Entertainment

There's A Wild Reason Why The New Movie ‘The 15:17 To Paris' Feels So Real

Mike Windle/Getty Images Entertainment/Getty Images

Director Clint Eastwood seems to have taken a liking to adapting real life heroic stories in his recent films. In 2014, Eastwood made American Sniper (associate producer Jessica Meier), about real life U.S. soldier Chris Kyle. His next film was 2016's Sully (co-producer Kristina Rivera), which told the story of Captain "Sully" Sullenburger's miraculous landing on the Hudson. Now, the director's newest film, The 15:17 to Paris (writer Dorothy Blyskal), once again tells a true story about real life heroes. But how accurate is The 15:17 to Paris?

The movie has one big advantage compared to Eastwood's other true life tales, and compared to practically any Hollywood adaptation of real life events, and that's this: The three stars of The 15:17 to Paris are the actual people involved in the story. In other words, the heroes seen on screen are the actual real life heroes themselves — not actors — and they're playing themselves. The unusual casting decision was made by Eastwood himself in order for the action on screen to mirror what really happened as closely as possible, and the director even dissuaded the novice actors from taking acting classes in order for them to stay authentic to their true selves.
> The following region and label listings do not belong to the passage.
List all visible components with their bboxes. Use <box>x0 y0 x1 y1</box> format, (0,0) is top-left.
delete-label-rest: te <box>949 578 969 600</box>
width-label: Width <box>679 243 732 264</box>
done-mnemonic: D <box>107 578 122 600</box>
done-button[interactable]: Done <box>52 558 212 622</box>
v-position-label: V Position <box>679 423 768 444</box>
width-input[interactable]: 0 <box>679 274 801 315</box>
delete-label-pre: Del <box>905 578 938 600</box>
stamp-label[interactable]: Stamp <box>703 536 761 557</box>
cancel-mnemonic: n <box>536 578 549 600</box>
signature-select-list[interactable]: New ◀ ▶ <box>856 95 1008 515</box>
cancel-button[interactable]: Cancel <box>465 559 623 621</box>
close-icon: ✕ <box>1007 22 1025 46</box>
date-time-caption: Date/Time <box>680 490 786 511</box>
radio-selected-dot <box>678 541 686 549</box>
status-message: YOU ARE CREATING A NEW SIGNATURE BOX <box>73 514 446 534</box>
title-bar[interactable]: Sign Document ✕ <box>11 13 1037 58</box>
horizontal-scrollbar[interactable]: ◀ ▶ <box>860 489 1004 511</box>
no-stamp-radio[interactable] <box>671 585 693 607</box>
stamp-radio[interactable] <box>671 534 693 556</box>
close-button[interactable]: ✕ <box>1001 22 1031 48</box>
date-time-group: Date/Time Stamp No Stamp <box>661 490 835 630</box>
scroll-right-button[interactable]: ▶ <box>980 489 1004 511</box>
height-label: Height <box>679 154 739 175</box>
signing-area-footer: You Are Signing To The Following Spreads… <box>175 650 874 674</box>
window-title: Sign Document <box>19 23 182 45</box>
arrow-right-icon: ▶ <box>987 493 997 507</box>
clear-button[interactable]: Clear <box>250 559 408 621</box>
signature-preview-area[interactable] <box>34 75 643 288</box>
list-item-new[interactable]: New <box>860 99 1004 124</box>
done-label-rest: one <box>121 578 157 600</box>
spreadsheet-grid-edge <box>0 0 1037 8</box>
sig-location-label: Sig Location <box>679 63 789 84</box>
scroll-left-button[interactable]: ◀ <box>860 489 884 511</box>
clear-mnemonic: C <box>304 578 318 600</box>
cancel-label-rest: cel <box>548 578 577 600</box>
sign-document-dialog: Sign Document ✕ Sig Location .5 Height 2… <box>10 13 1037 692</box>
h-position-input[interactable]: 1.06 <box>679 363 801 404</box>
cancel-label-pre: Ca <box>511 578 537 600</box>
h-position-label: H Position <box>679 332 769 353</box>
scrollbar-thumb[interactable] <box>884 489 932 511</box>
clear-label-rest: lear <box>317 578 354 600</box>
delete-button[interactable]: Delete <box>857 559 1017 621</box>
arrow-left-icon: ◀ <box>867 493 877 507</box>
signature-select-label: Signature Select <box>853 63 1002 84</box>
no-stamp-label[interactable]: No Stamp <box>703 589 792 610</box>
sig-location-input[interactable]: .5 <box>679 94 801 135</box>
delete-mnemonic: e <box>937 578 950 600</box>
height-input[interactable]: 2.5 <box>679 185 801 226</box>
"The cool thing about it was that [Eastwood] just told us to do it how we did it," Alek Skarlatos, one of the film's stars, told Navy Times. "We asked him if we should take classes because that was something we were worried about obviously since he was taking such a huge risk by doing this, but he just told us to be ourselves. And [he said] if we took some acting classes it’d probably just look like we were acting, and he wanted it just to be authentic to who we were."

In the actual story, which is played out in the film largely as it really happened, three American friends — Spencer Stone, Skarlatos, and Anthony Sadler — were vacationing in Europe in August of 2015. They were sitting onboard a train going from Amsterdam to Paris when a gunshot rang out, and the next thing they knew, a man armed with a machine gun entered their train car. They sprang into action and subdued the man, with Stone sustaining knife injuries in the ensuing struggle. Stone also saved the life of another passenger on the train, Mark Moogalian, who was the first passenger to intervene against the gunman. Moogalian was shot in the neck, and Stone was able to put pressure on the wound until help arrived. Moogalian also appears as himself in the film, as does his wife, Isabelle Risacher Moogalian. Also playing himself is Englishman Chris Norman, who helped the three American's subdue the gunman. And, just for good measure, the movie was shot on a moving train making the journey from Amsterdam to Paris, according to the Los Angeles Times.

In addition to the film's central players being played by their actual selves, the film's story also largely sticks to the truth. The movie is based upon the book The 15:17 to Paris: The True Story of a Terrorist, a Train, and Three American Soldiers by Sadler, Stone, Skarlatos, and Jeffrey E. Stern, and Sadler, Stone, and Skarlatos also contributed to Dorothy Blyskal's screenplay to ensure that the movie told what really happened. "We helped write the script, so we had a huge amount of input on the movie, and making sure everything was accurate" Skarlatos told Navy Times. "Obviously, it was condensed and there was some stuff that got left out, but everything that’s in the movie was totally accurate to how it happened and is very true to who we are. If we saw something that we didn’t like or it’s not how it happened, all we had to do was show it to Mr. Eastwood and he would change it and make it accurate to what happened."

Thanks to Eastwood's desire to portray the events of his film accurately, and the incredible resource he had on set in the form of stars/subjects Sadler, Stone, and Skarlatos, The 15:17 to Paris may end up going down as one of the most accurate film biopics ever made.